20 agosto 2009

Investire sull’educazione per battere le dipendenze

Droga e alcol continuano a guadagnare proseliti fra i giorvani
di Chino Pezzoli
Con l’estate il consumo di stupefacenti innaffiati dal mosto è visibile, visibilissimo. Al mare e in montagna, nelle città semideserte e nei paesi c’è chi spaccia droga e chi la consuma, in un mercato che non conosce crisi. E i rave party, come testimoniano i fatti di questi giorni, sono il rito estremo di un’aggregazione che porta, insieme allo sballo, la morte. La diffusione e assunzione di sostanze d’ogni tipo pone agli educatori una domanda: come controllare la mentalità che considera la droga una condizione sociale inevitabile? Le evidenze scientifiche invitano a rifiutare l’idea di poter convivere, in modo 'normale', con le droghe. Il consumo da parte degli adolescenti e giovani non dev’essere considerato con leggerezza: chi ha fumato marijuana per alcuni mesi, o provato la cocaina e l’ecstasy in modo episodico, mantiene una sorta di 'memoria biologica' che lo lascia in una condizione di pericolo.
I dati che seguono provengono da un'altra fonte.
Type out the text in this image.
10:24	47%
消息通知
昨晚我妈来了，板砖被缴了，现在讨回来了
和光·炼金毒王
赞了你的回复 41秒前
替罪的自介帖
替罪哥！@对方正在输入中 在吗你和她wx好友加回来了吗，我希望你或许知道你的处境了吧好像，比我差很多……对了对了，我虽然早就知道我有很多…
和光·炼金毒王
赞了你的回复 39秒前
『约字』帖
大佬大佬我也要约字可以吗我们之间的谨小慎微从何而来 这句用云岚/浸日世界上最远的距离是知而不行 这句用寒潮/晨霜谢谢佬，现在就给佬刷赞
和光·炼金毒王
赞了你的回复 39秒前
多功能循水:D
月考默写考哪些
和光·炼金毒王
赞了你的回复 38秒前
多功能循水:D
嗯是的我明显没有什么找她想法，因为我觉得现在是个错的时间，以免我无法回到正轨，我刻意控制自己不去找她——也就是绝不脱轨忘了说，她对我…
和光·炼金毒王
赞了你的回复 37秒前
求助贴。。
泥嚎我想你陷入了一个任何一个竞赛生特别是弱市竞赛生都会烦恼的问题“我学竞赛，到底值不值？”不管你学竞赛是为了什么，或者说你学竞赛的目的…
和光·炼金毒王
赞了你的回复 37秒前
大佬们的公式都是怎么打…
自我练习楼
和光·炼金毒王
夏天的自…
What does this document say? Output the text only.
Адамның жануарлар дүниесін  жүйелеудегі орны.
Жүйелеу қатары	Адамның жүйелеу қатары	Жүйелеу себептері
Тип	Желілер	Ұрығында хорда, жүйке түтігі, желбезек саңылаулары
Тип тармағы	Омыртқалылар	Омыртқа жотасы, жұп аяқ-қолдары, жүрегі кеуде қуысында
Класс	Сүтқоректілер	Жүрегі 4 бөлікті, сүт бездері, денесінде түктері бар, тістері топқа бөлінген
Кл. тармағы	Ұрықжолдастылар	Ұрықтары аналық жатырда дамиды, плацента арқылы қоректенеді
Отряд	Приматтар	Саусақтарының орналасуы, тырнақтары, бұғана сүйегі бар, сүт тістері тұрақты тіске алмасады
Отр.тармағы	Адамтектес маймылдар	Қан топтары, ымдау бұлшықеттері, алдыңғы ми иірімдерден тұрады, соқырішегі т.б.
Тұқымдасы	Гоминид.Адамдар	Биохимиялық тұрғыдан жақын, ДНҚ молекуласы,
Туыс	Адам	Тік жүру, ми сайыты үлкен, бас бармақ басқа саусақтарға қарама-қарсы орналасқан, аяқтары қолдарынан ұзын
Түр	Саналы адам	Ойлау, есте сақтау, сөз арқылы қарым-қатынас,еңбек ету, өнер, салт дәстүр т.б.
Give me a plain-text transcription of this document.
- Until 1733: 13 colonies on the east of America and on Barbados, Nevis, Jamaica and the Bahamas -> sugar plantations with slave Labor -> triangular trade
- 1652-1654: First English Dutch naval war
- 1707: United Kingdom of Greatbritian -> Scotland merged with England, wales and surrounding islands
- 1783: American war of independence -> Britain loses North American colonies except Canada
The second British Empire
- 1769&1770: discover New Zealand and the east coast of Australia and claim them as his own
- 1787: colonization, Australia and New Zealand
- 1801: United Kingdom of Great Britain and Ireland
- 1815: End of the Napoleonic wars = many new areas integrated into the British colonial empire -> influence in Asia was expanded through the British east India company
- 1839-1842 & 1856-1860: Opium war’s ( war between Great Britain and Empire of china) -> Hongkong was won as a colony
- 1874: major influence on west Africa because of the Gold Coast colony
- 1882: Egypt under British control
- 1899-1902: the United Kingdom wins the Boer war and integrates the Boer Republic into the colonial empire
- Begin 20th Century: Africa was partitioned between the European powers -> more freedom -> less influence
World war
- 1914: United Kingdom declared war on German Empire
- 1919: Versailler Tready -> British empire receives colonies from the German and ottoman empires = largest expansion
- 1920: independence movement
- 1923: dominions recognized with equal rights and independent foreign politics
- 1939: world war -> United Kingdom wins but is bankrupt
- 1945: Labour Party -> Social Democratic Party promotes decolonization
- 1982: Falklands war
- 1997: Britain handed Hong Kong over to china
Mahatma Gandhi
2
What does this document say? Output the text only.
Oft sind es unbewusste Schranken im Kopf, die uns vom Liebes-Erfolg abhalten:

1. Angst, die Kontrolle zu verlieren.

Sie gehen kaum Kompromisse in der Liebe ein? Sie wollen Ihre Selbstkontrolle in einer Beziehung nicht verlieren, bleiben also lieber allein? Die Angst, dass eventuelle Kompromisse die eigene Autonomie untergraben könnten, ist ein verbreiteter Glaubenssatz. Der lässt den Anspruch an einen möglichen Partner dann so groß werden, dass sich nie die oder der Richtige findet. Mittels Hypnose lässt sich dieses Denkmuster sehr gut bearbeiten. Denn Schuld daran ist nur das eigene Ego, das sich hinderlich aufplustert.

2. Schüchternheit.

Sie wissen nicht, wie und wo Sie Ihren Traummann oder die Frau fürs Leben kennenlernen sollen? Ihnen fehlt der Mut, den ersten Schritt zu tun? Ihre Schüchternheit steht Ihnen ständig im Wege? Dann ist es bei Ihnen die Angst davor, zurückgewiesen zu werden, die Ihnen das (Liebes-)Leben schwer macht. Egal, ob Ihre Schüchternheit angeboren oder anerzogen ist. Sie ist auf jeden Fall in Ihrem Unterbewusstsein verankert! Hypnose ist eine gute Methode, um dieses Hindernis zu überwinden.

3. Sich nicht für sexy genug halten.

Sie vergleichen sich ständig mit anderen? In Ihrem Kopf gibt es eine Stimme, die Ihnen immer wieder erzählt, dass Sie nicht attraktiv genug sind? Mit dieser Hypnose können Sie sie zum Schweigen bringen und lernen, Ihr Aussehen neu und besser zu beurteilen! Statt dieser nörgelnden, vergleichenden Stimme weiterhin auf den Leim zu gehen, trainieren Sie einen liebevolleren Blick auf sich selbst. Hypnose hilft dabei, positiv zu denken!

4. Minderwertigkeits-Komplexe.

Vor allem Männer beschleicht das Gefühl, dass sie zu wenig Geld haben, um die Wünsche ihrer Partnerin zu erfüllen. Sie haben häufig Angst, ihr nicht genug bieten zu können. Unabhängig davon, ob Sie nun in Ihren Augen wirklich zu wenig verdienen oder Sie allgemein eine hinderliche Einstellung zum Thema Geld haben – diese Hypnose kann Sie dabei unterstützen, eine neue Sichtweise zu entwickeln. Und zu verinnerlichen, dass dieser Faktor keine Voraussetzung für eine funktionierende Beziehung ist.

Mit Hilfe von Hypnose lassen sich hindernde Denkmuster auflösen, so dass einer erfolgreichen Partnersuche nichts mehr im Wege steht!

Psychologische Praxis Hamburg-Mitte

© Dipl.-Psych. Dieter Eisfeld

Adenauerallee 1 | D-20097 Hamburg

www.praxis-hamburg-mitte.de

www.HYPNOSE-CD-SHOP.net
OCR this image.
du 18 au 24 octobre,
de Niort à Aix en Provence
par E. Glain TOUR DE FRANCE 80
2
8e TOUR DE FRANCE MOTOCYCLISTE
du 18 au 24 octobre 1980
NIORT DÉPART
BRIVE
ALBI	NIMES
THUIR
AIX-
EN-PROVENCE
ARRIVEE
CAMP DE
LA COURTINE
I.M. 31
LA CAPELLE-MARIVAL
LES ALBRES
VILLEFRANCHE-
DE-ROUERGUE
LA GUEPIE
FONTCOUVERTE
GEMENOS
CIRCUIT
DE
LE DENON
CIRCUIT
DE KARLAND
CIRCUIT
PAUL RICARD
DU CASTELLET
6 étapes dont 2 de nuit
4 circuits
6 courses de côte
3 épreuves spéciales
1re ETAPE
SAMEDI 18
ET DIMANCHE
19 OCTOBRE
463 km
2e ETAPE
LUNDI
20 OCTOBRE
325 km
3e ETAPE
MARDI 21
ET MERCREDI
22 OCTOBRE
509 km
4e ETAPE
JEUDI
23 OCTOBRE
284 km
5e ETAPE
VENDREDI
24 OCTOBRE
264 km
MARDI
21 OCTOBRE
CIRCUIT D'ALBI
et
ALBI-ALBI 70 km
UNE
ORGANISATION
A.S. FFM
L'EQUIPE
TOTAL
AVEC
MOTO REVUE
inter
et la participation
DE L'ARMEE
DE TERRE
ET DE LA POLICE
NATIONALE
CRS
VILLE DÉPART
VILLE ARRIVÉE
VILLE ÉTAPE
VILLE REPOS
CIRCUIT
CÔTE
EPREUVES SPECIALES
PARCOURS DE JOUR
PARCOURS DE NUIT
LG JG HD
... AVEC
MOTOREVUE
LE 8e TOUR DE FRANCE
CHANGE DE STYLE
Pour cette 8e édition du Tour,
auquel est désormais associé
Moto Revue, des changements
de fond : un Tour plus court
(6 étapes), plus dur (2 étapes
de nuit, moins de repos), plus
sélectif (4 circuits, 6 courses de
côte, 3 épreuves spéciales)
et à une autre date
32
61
Sono più a rischio bambini che ricercano sensazioni forti ( novelty seeking ), palesano minor controllo comportamentale, bassa autostima, difficoltà di adattamento e scarso supporto dei genitori. Questi ed altri fattori, rilevabili prima dell’assunzione delle droghe, ci fanno capire che la scelta della droga non è occasionale o riconducibile all’ambiente, al gruppo di amici. Ad esporsi alle droghe per sperimentarle, anche in modo ricreazionale, sono per la maggior parte gli adolescenti che 'non stanno bene con se stessi'. A continuare l’assunzione, sviluppando dipendenza o abuso, sono individui che presentano problematiche psicologiche, disturbi di personalità tali da condizionare un ricorso permanente a sostanze in qualche modo attive per la percezione del proprio sé. Le sostanze d’abuso funzionano come 'trappole', in particolare in quei ragazzi vulnerabili, incapaci d’affrontare le difficoltà personali. Così pure gli stupefacenti funzionano da 'trappole' in quei ragazzi asociali che trovano difficoltà in famiglia, nella scuola e si associano a coetanei devianti. Tutti questi elementi concorrono a un aumento del rischio che in certi casi prescinde dalle scelte educative della famiglia. S’impone perciò l’assunzione di un impegno esteso che veda genitori, insegnanti e educatori ed istituzioni pubbliche tese alla tutela e educazione dei bambini e degli adolescenti.
L’educazione non può essere lasciata al caso. L’impegno a combattere la dipendenza da sostanze stupefacenti e alcoliche va esteso soprattutto alle famiglie affinché non restino isolate e non si vergognino di entrare in contatto con i servizi e le istituzioni, per offrire ai figli relazioni educative forti, capaci di curare le dipendenze. Così pure la scuola proponga costantemente strategie e contenuti per la formazione della persona, valorizzando le discipline che hanno in sé straordinarie risorse formative (penso all’ora di religione) e quegli elementi umani e socio-morali su cui si possono fondare i progetti di educazione alla salute. Recenti ricerche hanno dimostrato che investire risorse nella prevenzione non significa affatto disperderle. La prevenzione attuata nelle agenzie educative ha dato risultati significativi attraverso metodologie e progetti gestiti dagli insegnanti e dalla comunità educante. Purtroppo, il rischio dell’improvvisazione e degli interventi occasionali educativi c’è. Per operare in modo continuativo e sistematico con i ragazzi occorre utilizzare alcune linee-guida, frutto della ricerca, delle esperienze innovative valutate per misurare i risultati effettivi. La prevenzione è indispensabile e urgente. C’è la necessità, in primo luogo, che genitori e educatori si rendano consapevoli dell’urgenza di questi interventi per superare una mentalità tollerante che porta ad accettare di convivere con le droghe. Le informazioni devono essere offerte anche ai giovani il più precocemente possibile, ma ponendo l’attenzione al fatto che le conseguenze negative siano presentate nel clima formativo e non in un arido quadro di 'drammatizzazione' che non propone alternative costruttive.